Minister of Textile & Handloom Government of Odisha
- In office 6 August 2002 – 16 May 2004
- Chief Minister: Naveen Patnaik
- Preceded by: Arabinda Dhali
- Succeeded by: Golak Bihari Naik

Minister of Labour & Employment Government of Odisha
- In office 6 August 2002 – 16 May 2004
- Chief Minister: Naveen Patnaik
- Preceded by: Bimbadhar Kuanr
- Succeeded by: Pradipta Kumar Naik

Member of Odisha Legislative Assembly
- In office 1998–2009
- Preceded by: Bikram Keshari Deo
- Succeeded by: Gobardhan Dash
- Constituency: Junagarh

Personal details
- Born: 27 August 1956 (age 69)
- Party: Bharatiya Janata Party
- Spouse: Ratna Prava Meher
- Children: 2 sons, 1 daughter
- Parent: Lambodar Meher (father);
- Education: Bachelor of Arts Bachelor of Laws
- Profession: Agriculturist, Politician

= Himansu Sekhar Meher =

Indian politician

Himansu Sekhar Meher is an Indian politician from the Bharatiya Janata Party, Odisha.

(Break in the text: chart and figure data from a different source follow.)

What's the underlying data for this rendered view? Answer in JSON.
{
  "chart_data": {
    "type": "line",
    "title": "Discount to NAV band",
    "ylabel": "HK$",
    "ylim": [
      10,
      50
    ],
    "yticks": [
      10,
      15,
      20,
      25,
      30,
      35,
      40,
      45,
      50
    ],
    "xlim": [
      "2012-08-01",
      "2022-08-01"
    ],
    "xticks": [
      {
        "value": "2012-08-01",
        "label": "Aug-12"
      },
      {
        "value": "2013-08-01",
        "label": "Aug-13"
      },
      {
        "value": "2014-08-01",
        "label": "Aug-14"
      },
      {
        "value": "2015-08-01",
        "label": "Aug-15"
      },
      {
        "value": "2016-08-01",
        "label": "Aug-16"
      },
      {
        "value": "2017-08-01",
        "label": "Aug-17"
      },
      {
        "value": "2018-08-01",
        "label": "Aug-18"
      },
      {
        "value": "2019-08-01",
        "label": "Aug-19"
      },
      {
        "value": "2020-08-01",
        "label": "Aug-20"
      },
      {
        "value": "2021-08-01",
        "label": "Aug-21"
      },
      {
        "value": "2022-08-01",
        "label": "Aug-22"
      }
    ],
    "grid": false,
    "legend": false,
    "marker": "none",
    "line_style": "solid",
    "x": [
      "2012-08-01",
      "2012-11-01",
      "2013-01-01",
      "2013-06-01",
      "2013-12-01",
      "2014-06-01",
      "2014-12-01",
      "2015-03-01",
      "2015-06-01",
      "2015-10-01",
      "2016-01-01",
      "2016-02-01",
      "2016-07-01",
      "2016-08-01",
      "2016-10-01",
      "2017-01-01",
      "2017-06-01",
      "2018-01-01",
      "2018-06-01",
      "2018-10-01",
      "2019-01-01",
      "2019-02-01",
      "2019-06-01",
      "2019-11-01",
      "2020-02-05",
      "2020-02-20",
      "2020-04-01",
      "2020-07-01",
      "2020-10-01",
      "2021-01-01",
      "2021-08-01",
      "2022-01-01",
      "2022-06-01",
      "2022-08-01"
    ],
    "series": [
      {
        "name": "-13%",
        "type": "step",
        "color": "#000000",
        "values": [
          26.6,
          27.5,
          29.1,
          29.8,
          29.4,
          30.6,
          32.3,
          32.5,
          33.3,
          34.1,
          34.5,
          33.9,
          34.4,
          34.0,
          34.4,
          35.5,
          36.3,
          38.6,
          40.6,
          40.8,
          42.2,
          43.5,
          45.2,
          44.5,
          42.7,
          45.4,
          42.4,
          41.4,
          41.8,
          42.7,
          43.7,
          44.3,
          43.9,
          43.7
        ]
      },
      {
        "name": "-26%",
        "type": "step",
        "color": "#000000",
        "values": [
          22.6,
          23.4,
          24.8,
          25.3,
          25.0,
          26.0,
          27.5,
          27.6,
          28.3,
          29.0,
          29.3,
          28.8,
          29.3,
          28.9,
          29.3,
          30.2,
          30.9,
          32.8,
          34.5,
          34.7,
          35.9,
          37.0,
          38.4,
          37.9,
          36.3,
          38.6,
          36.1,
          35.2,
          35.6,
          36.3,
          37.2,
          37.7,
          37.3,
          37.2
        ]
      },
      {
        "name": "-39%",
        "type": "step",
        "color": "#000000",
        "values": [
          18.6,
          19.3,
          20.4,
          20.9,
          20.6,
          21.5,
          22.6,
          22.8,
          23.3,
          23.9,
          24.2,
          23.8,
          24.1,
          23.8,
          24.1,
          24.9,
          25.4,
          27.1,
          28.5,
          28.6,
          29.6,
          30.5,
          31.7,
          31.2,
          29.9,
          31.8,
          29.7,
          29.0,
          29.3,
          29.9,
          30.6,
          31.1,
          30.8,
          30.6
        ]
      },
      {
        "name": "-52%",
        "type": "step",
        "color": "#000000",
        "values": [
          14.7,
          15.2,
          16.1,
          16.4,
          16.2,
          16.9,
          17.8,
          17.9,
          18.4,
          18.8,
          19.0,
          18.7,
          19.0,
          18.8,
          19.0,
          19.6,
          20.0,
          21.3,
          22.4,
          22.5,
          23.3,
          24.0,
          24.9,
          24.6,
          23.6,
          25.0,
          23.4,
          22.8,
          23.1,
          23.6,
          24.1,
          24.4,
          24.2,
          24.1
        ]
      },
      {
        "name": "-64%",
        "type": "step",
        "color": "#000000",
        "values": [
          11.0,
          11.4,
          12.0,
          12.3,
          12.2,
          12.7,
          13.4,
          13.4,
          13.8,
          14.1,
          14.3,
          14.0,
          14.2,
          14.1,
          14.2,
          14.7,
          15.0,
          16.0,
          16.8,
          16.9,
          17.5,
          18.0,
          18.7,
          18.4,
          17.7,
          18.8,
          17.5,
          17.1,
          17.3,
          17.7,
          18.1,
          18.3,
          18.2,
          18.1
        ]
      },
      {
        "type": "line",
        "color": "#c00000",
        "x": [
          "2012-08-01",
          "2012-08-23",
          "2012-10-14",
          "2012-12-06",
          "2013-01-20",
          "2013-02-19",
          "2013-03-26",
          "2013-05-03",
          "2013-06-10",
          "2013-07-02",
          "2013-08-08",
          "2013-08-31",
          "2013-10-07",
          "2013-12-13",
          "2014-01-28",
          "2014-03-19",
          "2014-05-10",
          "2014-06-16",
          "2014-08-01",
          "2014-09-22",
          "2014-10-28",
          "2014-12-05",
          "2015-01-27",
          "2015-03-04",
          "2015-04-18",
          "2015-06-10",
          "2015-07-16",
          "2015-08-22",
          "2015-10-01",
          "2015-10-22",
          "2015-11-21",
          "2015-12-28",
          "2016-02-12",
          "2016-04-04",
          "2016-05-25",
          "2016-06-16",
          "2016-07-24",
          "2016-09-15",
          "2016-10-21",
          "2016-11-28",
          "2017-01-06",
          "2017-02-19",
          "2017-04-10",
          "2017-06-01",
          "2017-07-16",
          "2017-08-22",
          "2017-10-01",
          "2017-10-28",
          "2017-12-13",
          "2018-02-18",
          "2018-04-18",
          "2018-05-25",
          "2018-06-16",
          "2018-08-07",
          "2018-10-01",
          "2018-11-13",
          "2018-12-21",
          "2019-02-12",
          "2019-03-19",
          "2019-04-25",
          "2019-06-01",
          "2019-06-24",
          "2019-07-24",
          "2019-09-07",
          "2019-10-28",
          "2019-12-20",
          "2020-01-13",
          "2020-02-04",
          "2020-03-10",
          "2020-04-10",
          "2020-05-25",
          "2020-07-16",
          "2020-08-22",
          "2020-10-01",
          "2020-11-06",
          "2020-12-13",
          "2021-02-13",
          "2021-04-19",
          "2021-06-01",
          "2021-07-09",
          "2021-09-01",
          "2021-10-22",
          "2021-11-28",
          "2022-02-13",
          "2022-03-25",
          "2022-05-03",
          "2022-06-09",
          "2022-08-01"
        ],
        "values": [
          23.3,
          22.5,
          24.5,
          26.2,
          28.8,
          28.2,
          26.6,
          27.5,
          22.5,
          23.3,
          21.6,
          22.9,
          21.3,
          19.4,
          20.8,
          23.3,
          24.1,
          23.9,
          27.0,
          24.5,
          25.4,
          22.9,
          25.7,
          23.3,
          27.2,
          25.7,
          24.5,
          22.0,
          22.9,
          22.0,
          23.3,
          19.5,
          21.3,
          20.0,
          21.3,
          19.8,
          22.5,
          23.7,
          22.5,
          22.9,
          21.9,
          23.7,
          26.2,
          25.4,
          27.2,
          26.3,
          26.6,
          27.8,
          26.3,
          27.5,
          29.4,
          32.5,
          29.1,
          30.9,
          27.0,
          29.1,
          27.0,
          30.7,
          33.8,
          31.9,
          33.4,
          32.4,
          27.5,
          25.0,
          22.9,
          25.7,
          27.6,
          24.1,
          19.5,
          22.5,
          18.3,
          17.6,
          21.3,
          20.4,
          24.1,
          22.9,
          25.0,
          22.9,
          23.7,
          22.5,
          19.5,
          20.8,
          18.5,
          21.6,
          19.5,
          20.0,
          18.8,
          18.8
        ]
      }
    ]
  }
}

He served as the Minister of Textiles & Handlooms in the First Naveen Patnaik ministry from 2002 to 2004. He had represented Junagarh in the Odisha Legislative Assembly from 1998 to 2009. He stood third in the 2009 state election from Junagarh losing out to Gobardhan Dash of the Congress.